The success of mortgage-backed pass-throughs has encouraged introduction of pass-through securities backed by other assets. For example, the Student Loan Marketing Association (SLMA, or Sallie Mae) sponsors pass-throughs backed by loans originated under the Guaranteed Student Loan Program and by other loans granted under various federal programs for higher education.
Although pass-through securities often guarantee payment of interest and principal, they do not guarantee the rate of return. Holders of mortgage pass-throughs therefore can be severely disappointed in their returns in years when interest rates drop significantly. This is because homeowners usually have an option to prepay, or pay ahead of schedule, the remaining principal outstanding on their mortgages.

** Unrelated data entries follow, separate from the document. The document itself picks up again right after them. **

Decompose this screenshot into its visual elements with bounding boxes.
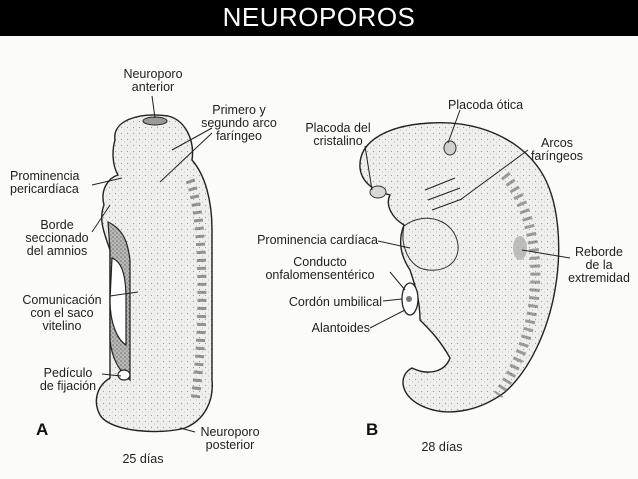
label-line: extremidad — [568, 271, 630, 285]
label-pharyngeal-arches-b: Arcos faríngeos — [522, 137, 592, 163]
embryo-b-otic — [443, 140, 457, 156]
label-anterior-neuropore: Neuroporo anterior — [113, 68, 193, 94]
slide-title: NEUROPOROS — [222, 2, 416, 32]
label-line: Reborde — [575, 245, 623, 259]
label-line: onfalomensentérico — [265, 268, 375, 282]
label-amnion-edge: Borde seccionado del amnios — [18, 219, 96, 258]
embryo-a-somites — [185, 178, 207, 401]
label-pericardial-bulge: Prominencia pericardíaca — [10, 170, 79, 196]
label-line: Placoda del — [305, 121, 371, 135]
embryo-a-yolk-opening — [109, 257, 127, 347]
label-line: de la — [585, 258, 613, 272]
label-line: Neuroporo — [200, 425, 260, 439]
panel-letter-a: A — [36, 420, 49, 439]
embryo-b-body — [359, 122, 560, 413]
title-bar: NEUROPOROS — [0, 0, 638, 36]
age-label-a: 25 días — [122, 452, 164, 466]
label-line: posterior — [205, 438, 255, 452]
embryo-b-heart — [402, 217, 459, 271]
label-pharyngeal-arches-a: Primero y segundo arco faríngeo — [194, 104, 284, 143]
label-lens-placode: Placoda del cristalino — [295, 122, 381, 148]
label-line: seccionado — [25, 231, 89, 245]
embryo-b-lens — [369, 185, 387, 199]
label-line: con el saco — [30, 306, 94, 320]
embryo-b-somites — [493, 171, 541, 398]
label-line: Arcos — [541, 136, 573, 150]
label-vitelline-duct: Conducto onfalomensentérico — [252, 256, 388, 282]
embryo-a — [95, 114, 213, 433]
embryo-b — [359, 122, 560, 413]
label-line: Pedículo — [43, 366, 93, 380]
label-line: pericardíaca — [10, 182, 79, 196]
label-heart-bulge: Prominencia cardíaca — [236, 234, 378, 247]
label-line: de fijación — [39, 379, 97, 393]
label-line: Neuroporo — [123, 67, 183, 81]
label-line: anterior — [131, 80, 175, 94]
label-limb-ridge: Reborde de la extremidad — [563, 246, 635, 285]
label-yolk-sac-comm: Comunicación con el saco vitelino — [14, 294, 110, 333]
label-line: faríngeos — [530, 149, 584, 163]
leader-lines — [91, 95, 571, 433]
age-label-b: 28 días — [421, 440, 463, 454]
label-line: Prominencia cardíaca — [257, 233, 378, 247]
label-connecting-stalk: Pedículo de fijación — [32, 367, 104, 393]
label-allantois: Alantoides — [300, 322, 370, 335]
label-line: Alantoides — [311, 321, 370, 335]
label-line: del amnios — [26, 244, 88, 258]
label-line: Comunicación — [22, 293, 102, 307]
embryo-b-arches — [424, 177, 463, 211]
label-line: Cordón umbilical — [288, 295, 382, 309]
label-line: faríngeo — [216, 129, 262, 143]
embryo-b-limb-ridge — [513, 236, 527, 260]
label-line: cristalino — [313, 134, 363, 148]
label-line: segundo arco — [201, 116, 277, 130]
label-line: Primero y — [212, 103, 266, 117]
label-line: Borde — [40, 218, 74, 232]
panel-letter-b: B — [366, 420, 379, 439]
label-line: Conducto — [293, 255, 347, 269]
label-umbilical-cord: Cordón umbilical — [270, 296, 382, 309]
label-line: Prominencia — [10, 169, 80, 183]
embryo-a-anterior-neuropore — [142, 116, 168, 126]
label-posterior-neuropore: Neuroporo posterior — [190, 426, 270, 452]
label-otic-placode: Placoda ótica — [448, 99, 523, 112]
embryo-a-stalk — [117, 369, 131, 381]
embryo-b-cord-vessel — [406, 296, 412, 302]
label-line: vitelino — [42, 319, 82, 333]
label-line: Placoda ótica — [448, 98, 524, 112]
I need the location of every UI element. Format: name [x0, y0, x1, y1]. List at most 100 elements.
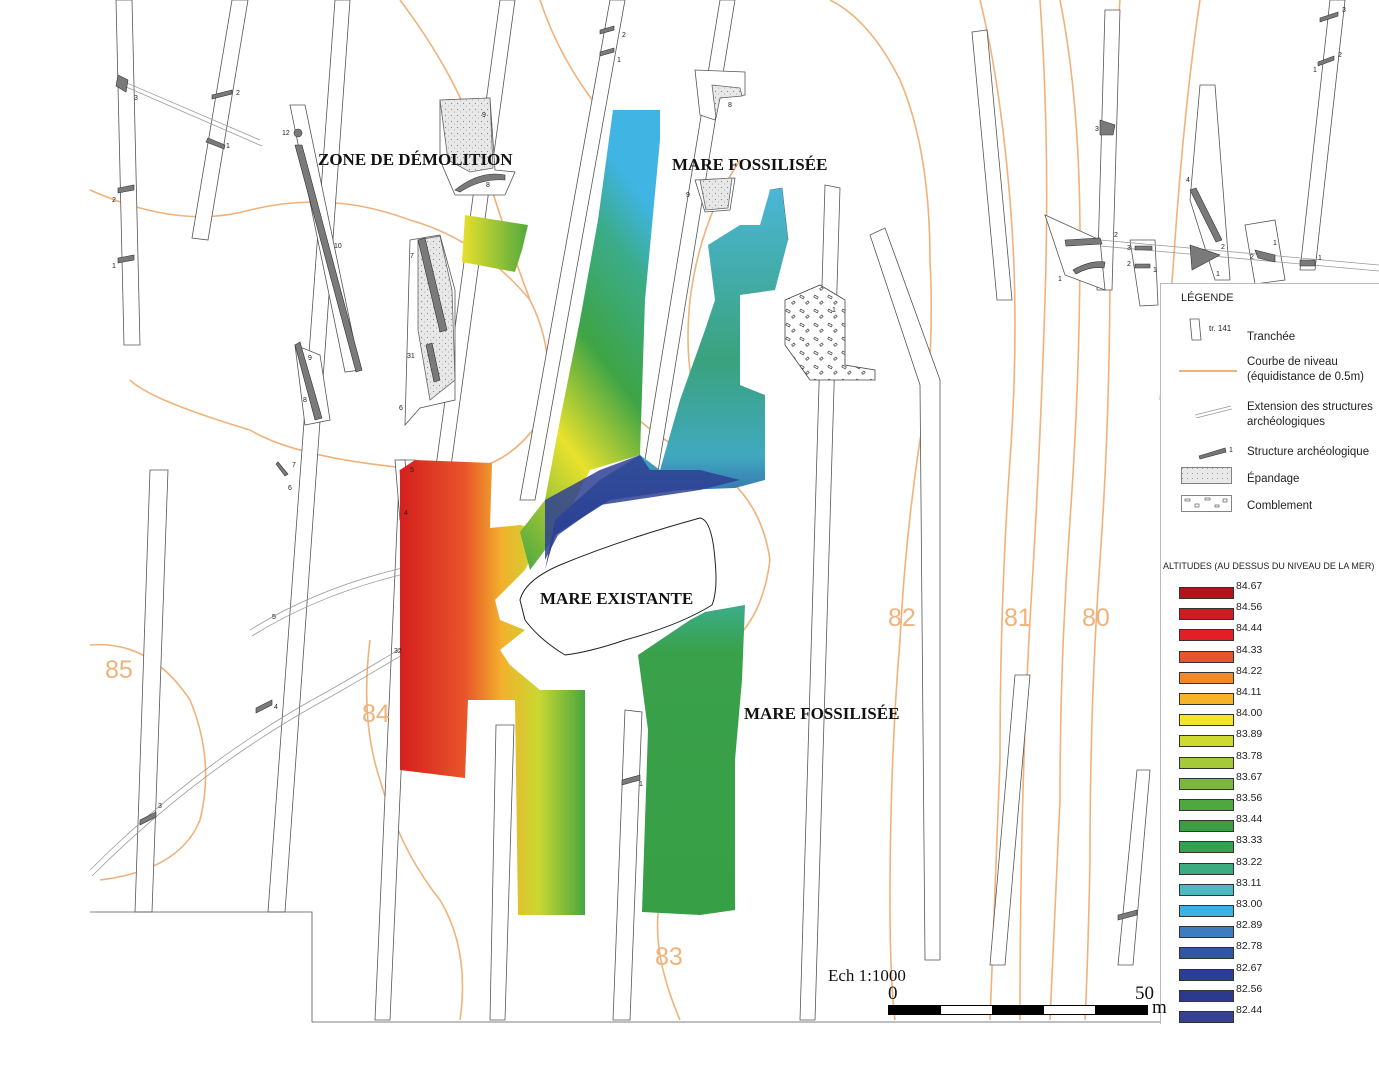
trench-num: 9	[482, 112, 486, 119]
trench-num: 1	[112, 263, 116, 270]
altitude-swatch	[1179, 862, 1234, 875]
altitude-swatch	[1179, 608, 1234, 621]
altitude-swatch	[1179, 693, 1234, 705]
contour-label-85: 85	[105, 656, 133, 684]
trench-num: 4	[274, 704, 278, 711]
altitude-swatch	[1179, 883, 1234, 896]
legend-trench-sample: tr. 141	[1209, 324, 1232, 333]
trench-num: 5	[410, 467, 414, 474]
trench-num: 5	[272, 614, 276, 621]
legend-item-structure: Structure archéologique	[1247, 446, 1370, 458]
altitude-swatch	[1179, 777, 1234, 790]
trench-num: 2	[1338, 52, 1342, 59]
altitude-value: 83.22	[1236, 855, 1263, 868]
altitude-value: 84.11	[1236, 686, 1262, 698]
trench-num: 3	[134, 95, 138, 102]
contour-label-81: 81	[1004, 604, 1032, 632]
legend-item-extension: Extension des structures archéologiques	[1247, 401, 1373, 428]
altitude-value: 84.56	[1236, 601, 1263, 614]
trench-num: 8	[728, 102, 732, 109]
altitude-swatch	[1179, 926, 1234, 939]
scale-label: Ech 1:1000	[828, 966, 906, 985]
altitude-swatch	[1179, 671, 1234, 684]
trench-num: 10	[334, 243, 342, 250]
contour-label-83: 83	[655, 943, 683, 971]
frame-lines	[90, 911, 1160, 1023]
trench-num: 2	[1221, 244, 1225, 251]
altitude-value: 83.56	[1236, 792, 1263, 804]
trench-num: 3	[158, 803, 162, 810]
altitude-value: 84.22	[1236, 664, 1263, 677]
trench-number-labels: 3 2 1 2 1 12 10 9 8 7 31 6 9 8 7 6 5 4 3…	[112, 7, 1346, 810]
trench-num: 1	[1153, 267, 1157, 274]
altitude-value: 83.44	[1236, 813, 1263, 826]
trench-num: 1	[832, 307, 836, 314]
trench-num: 1	[1313, 67, 1317, 74]
zone-label-mare-fossilisee-north: MARE FOSSILISÉE	[672, 155, 827, 174]
trench-num: 3	[1095, 126, 1099, 133]
trench-num: 2	[622, 32, 626, 39]
trench-num: 1	[1318, 255, 1322, 262]
scale-end: 50	[1135, 983, 1154, 1004]
altitude-swatch	[1179, 968, 1234, 981]
altitude-value: 82.78	[1236, 940, 1263, 953]
trench-symbol	[1189, 318, 1202, 341]
trench-num: 1	[1273, 240, 1277, 247]
altitude-swatch	[1179, 650, 1234, 663]
altitude-swatch	[1179, 799, 1234, 811]
legend-title: LÉGENDE	[1181, 292, 1234, 304]
altitude-swatch	[1179, 1011, 1234, 1023]
legend-item-courbe: Courbe de niveau (équidistance de 0.5m)	[1247, 356, 1364, 383]
structure-symbol	[1198, 447, 1227, 460]
legend-item-comblement: Comblement	[1247, 500, 1313, 512]
legend-panel: LÉGENDE tr. 141 Tranchée Courbe de nivea…	[1160, 283, 1379, 1024]
trench-num: 8	[486, 182, 490, 189]
altitude-value: 84.44	[1236, 622, 1263, 635]
trench-num: 12	[282, 130, 290, 137]
altitude-value: 83.89	[1236, 728, 1263, 741]
scale-bar: Ech 1:1000 0 50 m	[828, 965, 1168, 1020]
altitude-value: 83.11	[1236, 876, 1262, 889]
altitude-value: 83.33	[1236, 834, 1263, 847]
trench-num: 2	[1127, 261, 1131, 268]
trench-num: 6	[399, 405, 403, 412]
altitude-swatch	[1179, 714, 1234, 727]
trench-num: 3	[1342, 7, 1346, 14]
trench-num: 6	[288, 485, 292, 492]
altitude-swatch	[1179, 735, 1234, 748]
comblement-symbol	[1181, 495, 1232, 512]
trench-num: 7	[292, 462, 296, 469]
altitude-swatch	[1179, 756, 1234, 769]
altitude-swatch	[1179, 820, 1234, 833]
zone-label-demolition: ZONE DE DÉMOLITION	[318, 150, 513, 169]
altitude-swatch	[1179, 841, 1234, 854]
altitude-value: 84.33	[1236, 643, 1263, 656]
mare-existante-outline	[519, 517, 717, 656]
trench-num: 9	[686, 192, 690, 199]
legend-item-tranchee: Tranchée	[1247, 331, 1296, 343]
altitude-value: 84.67	[1236, 580, 1263, 592]
scale-unit: m	[1152, 997, 1167, 1018]
trench-num: 4	[1186, 177, 1190, 184]
scale-start: 0	[888, 983, 898, 1004]
contour-label-80: 80	[1082, 604, 1110, 632]
contour-label-82: 82	[888, 604, 916, 632]
legend-structure-num: 1	[1229, 447, 1233, 454]
trench-num: 9	[308, 355, 312, 362]
trench-num: 1	[1216, 271, 1220, 278]
altitudes-title: ALTITUDES (AU DESSUS DU NIVEAU DE LA MER…	[1163, 561, 1375, 571]
trench-num: 4	[404, 510, 408, 517]
altitude-value: 83.67	[1236, 770, 1263, 783]
contour-symbol	[1179, 370, 1237, 372]
trench-num: 32	[394, 648, 402, 655]
trench-num: 1	[226, 143, 230, 150]
extension-symbol	[1194, 405, 1233, 418]
zone-label-mare-fossilisee-south: MARE FOSSILISÉE	[744, 704, 899, 723]
trench-num: 31	[407, 353, 415, 360]
trench-num: 3	[1127, 245, 1131, 252]
scale-segments	[888, 1005, 1148, 1015]
comblement-zone	[784, 284, 876, 381]
epandage-symbol	[1181, 467, 1232, 484]
legend-item-epandage: Épandage	[1247, 473, 1300, 485]
altitude-swatch	[1179, 629, 1234, 642]
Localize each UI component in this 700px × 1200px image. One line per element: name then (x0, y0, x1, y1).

This right is essentially an option held by the borrower to "call back" the loan for the remaining principal balance, quite analogous to the option held by government or corporate issuers of callable bonds. The prepayment option gives the borrower the right to buy back the loan at the outstanding principal amount rather than at the present discounted value of the scheduled remaining payments. When interest rates fall, so that the present value of the scheduled mortgage payments increases, the borrower may choose to take out a new loan at today's lower interest rate and use the proceeds of the loan to prepay or retire the outstanding mortgage. This refinancing may disappoint pass-through investors, who are liable to "receive a call" just when they might have anticipated capital gains from interest rate declines.